Saturday, 30 June 2012

How To Avoid Investing Too Conservatively

By Tim Parker


If you don't do anything, you can't lose money. That might be true with slot machines, horse racing and the lottery, but it's not true with investing. Skilled investors know that the price of doing nothing or not enough can result in losses; not the lost value of stocks or mutual funds, but other losses not plainly visible to the eye of a new investor. Here's what you need to know about how these losses can affect you.

Beware of Inflation

If you have a few decades behind you, you probably remember the days of being a kid, where you could hop on your bike with a quarter, take it to a local store and buy a piece of candy. As you got older, you remember buying gasoline for less than a dollar per gallon.
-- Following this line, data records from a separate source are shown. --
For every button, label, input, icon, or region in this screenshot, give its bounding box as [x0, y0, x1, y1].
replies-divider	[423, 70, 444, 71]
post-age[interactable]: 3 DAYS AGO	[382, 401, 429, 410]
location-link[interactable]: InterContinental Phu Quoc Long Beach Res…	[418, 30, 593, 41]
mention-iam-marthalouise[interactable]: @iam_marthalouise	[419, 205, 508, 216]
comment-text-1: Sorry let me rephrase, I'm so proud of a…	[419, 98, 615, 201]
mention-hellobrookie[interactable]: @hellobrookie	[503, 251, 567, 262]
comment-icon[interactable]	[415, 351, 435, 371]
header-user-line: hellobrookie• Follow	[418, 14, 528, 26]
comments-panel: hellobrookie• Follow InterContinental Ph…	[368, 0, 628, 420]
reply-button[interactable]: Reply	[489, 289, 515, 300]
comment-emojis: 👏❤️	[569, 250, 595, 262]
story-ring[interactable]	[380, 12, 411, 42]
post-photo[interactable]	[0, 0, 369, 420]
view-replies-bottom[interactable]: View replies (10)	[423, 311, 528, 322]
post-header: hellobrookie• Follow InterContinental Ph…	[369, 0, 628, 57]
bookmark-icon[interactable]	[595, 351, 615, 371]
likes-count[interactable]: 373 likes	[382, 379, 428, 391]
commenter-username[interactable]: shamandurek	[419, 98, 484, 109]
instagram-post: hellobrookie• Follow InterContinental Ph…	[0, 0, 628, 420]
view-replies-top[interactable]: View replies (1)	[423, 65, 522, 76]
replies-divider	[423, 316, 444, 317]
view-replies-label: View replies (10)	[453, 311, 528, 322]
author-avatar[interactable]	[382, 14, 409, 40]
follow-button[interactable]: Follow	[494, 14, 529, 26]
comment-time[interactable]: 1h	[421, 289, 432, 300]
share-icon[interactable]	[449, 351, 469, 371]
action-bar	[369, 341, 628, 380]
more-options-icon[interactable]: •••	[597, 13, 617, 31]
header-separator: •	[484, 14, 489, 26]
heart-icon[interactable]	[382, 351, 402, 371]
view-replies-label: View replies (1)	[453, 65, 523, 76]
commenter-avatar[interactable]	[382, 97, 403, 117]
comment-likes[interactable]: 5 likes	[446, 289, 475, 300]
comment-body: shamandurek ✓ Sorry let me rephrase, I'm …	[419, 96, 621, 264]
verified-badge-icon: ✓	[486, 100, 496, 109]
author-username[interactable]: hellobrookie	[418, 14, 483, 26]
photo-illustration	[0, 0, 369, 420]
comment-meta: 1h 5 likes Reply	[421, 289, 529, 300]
Your money had more buying power back in those days, but today a quarter has to be combined with other quarters to have much buying power and a gallon of gas is close to $4. For an investor, inflation is fundamentally important; just as inflation has contributed to changes in the price of gas over the years, it can have a surprising affect on your investments, if you're not prepared for it.

Don't Hold Cash

Holding onto cash for long periods of time, waiting for the market to bottom, reduces the value of your money. You might be able to earn 1% from a savings account right now but if the current rate of inflation is 2.3%, inflation is causing an annual loss of 1.3%.

Holding cash for short periods of time is a wise investment choice, but over the long term you're silently losing purchasing power, and purchasing power is the only reason we hold currency. How do you combat inflation? Put that money to work but only in investments that earn a rate of return higher than the rate of inflation.